27 January 2022
Frimley Health is the first trust in the UK to use pain pumps for breast cancer patients, allowing them to go home on the same day as their surgery.
The use of the pain pumps has seen 73% of patients who have had mastectomies discharged within hours of the procedure.
The Trust has paved the way for other hospitals in the UK and is now nationally regarded as a centre delivering high quality regional anaesthesia and pain management.
Recognising the opportunities for high quality, advanced regional anaesthesia fellowship training as a result of using such innovative techniques, Frimley Health was accredited and awarded the status of an approved training centre by the European Society of Regional Anaesthesia (ESRA).
It’s another example of how the Trust is committed to continually improving quality and outcomes for patients – one of its key strategic ambitions.
The anaesthetics department has worked in collaboration with Frimley Health’s consultant breast surgeons and the pain management team to support the use of the pain pumps.
Consultant anaesthetist Dr Madan Narayanan was the driving force behind the use of this technique for breast patients.
He said: “The pain pumps have been used in hospitals in the US for breast surgery with great success and since we introduced them at Frimley Health the results speak for themselves.
“The feedback from patients has been extremely positive. Through the simple insertion of a catheter that delivers continuous local anaesthetic direct to the site, they can recover at home rather than staying in hospital.”
The catheter is inserted during the final stages of the breast surgery and is attached by a thin tube to a portable circular device. The device effectively pumps the local anaesthetic via a balloon-like structure to ensure patient get the correct amount of continuous pain relief for three days post-surgery.
The use of pain pumps in breast surgery was first introduced at Frimley Health in November. This week, the pump was used for the first time on a patient who had both a mastectomy and reconstructive surgery, which usually requires a longer stay in hospital.
Gill Church, 52, from Fleet, Hampshire, said she “felt amazing” just an hour after the surgery.
She said: “It’s incredible to think that I can now go home and, apart from a bit of discomfort under my arm, I can’t feel any pain.

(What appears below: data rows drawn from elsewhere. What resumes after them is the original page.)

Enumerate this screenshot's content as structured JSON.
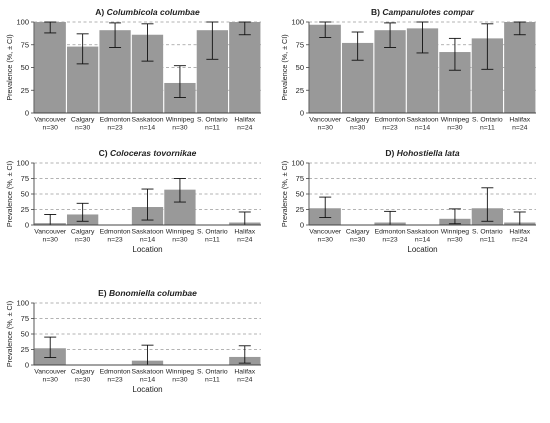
{
  "chart_data": [
    {
      "type": "bar",
      "letter": "A)",
      "species": "Columbicola columbae",
      "categories": [
        "Vancouver",
        "Calgary",
        "Edmonton",
        "Saskatoon",
        "Winnipeg",
        "S. Ontario",
        "Halifax"
      ],
      "n_labels": [
        "n=30",
        "n=30",
        "n=23",
        "n=14",
        "n=30",
        "n=11",
        "n=24"
      ],
      "values": [
        100,
        73,
        91,
        86,
        33,
        91,
        100
      ],
      "ci_low": [
        88,
        54,
        72,
        57,
        17,
        59,
        86
      ],
      "ci_high": [
        100,
        87,
        99,
        98,
        52,
        100,
        100
      ],
      "ylabel": "Prevalence (%, ± CI)",
      "xlabel": "",
      "ylim": [
        0,
        100
      ],
      "yticks": [
        "0",
        "25",
        "50",
        "75",
        "100"
      ],
      "grid": true
    },
    {
      "type": "bar",
      "letter": "B)",
      "species": "Campanulotes compar",
      "categories": [
        "Vancouver",
        "Calgary",
        "Edmonton",
        "Saskatoon",
        "Winnipeg",
        "S. Ontario",
        "Halifax"
      ],
      "n_labels": [
        "n=30",
        "n=30",
        "n=23",
        "n=14",
        "n=30",
        "n=11",
        "n=24"
      ],
      "values": [
        97,
        77,
        91,
        93,
        67,
        82,
        100
      ],
      "ci_low": [
        83,
        58,
        72,
        66,
        47,
        48,
        86
      ],
      "ci_high": [
        100,
        89,
        99,
        100,
        82,
        98,
        100
      ],
      "ylabel": "Prevalence (%, ± CI)",
      "xlabel": "",
      "ylim": [
        0,
        100
      ],
      "yticks": [
        "0",
        "25",
        "50",
        "75",
        "100"
      ],
      "grid": true
    },
    {
      "type": "bar",
      "letter": "C)",
      "species": "Coloceras tovornikae",
      "categories": [
        "Vancouver",
        "Calgary",
        "Edmonton",
        "Saskatoon",
        "Winnipeg",
        "S. Ontario",
        "Halifax"
      ],
      "n_labels": [
        "n=30",
        "n=30",
        "n=23",
        "n=14",
        "n=30",
        "n=11",
        "n=24"
      ],
      "values": [
        3,
        17,
        0,
        29,
        57,
        0,
        4
      ],
      "ci_low": [
        0,
        6,
        null,
        8,
        37,
        null,
        0
      ],
      "ci_high": [
        17,
        35,
        null,
        58,
        75,
        null,
        21
      ],
      "ylabel": "Prevalence (%, ± CI)",
      "xlabel": "Location",
      "ylim": [
        0,
        100
      ],
      "yticks": [
        "0",
        "25",
        "50",
        "75",
        "100"
      ],
      "grid": true
    },
    {
      "type": "bar",
      "letter": "D)",
      "species": "Hohostiella lata",
      "categories": [
        "Vancouver",
        "Calgary",
        "Edmonton",
        "Saskatoon",
        "Winnipeg",
        "S. Ontario",
        "Halifax"
      ],
      "n_labels": [
        "n=30",
        "n=30",
        "n=23",
        "n=14",
        "n=30",
        "n=11",
        "n=24"
      ],
      "values": [
        27,
        0,
        4,
        0,
        10,
        27,
        4
      ],
      "ci_low": [
        12,
        null,
        0,
        null,
        2,
        6,
        0
      ],
      "ci_high": [
        45,
        null,
        22,
        null,
        26,
        60,
        21
      ],
      "ylabel": "Prevalence (%, ± CI)",
      "xlabel": "Location",
      "ylim": [
        0,
        100
      ],
      "yticks": [
        "0",
        "25",
        "50",
        "75",
        "100"
      ],
      "grid": true
    },
    {
      "type": "bar",
      "letter": "E)",
      "species": "Bonomiella columbae",
      "categories": [
        "Vancouver",
        "Calgary",
        "Edmonton",
        "Saskatoon",
        "Winnipeg",
        "S. Ontario",
        "Halifax"
      ],
      "n_labels": [
        "n=30",
        "n=30",
        "n=23",
        "n=14",
        "n=30",
        "n=11",
        "n=24"
      ],
      "values": [
        27,
        0,
        0,
        7,
        0,
        0,
        13
      ],
      "ci_low": [
        12,
        null,
        null,
        0,
        null,
        null,
        3
      ],
      "ci_high": [
        45,
        null,
        null,
        32,
        null,
        null,
        31
      ],
      "ylabel": "Prevalence (%, ± CI)",
      "xlabel": "Location",
      "ylim": [
        0,
        100
      ],
      "yticks": [
        "0",
        "25",
        "50",
        "75",
        "100"
      ],
      "grid": true
    }
  ],
  "colors": {
    "bar": "#999999",
    "grid": "#9a9a9a",
    "axis": "#444444",
    "errorbar": "#111111"
  }
}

“I’ve got my husband at home and my daughter who has come home from university for a couple of days to see me. I can rest up and have them by my side.
“My biggest worry is actually stopping myself getting up and doing things around the house as I feel fine!”.
The average stay in hospital for this type of breast surgery is usually between one and three nights depending on whether the patient has also had reconstructive surgery.
Before the treatment was introduced only 6% of patients went home on the same day post-surgery and that has now increased more than ten-fold.
Mrs Isabella Karat, consultant oncoplastic breast surgeon, said: “The initiative followed one of the learnings from the GIRFT [Getting It Right First Time] programme which looked at tackling the barriers to discharge.
“One of the most common reasons was post-operative pain and that is certainly the case with breast surgery.
“The majority of patients feel well post operatively and by using the pain pump any discomfort is kept to a minimum.
“Patients can recover in the comfort of their own home and receive the same level of pain management as they would in hospital.”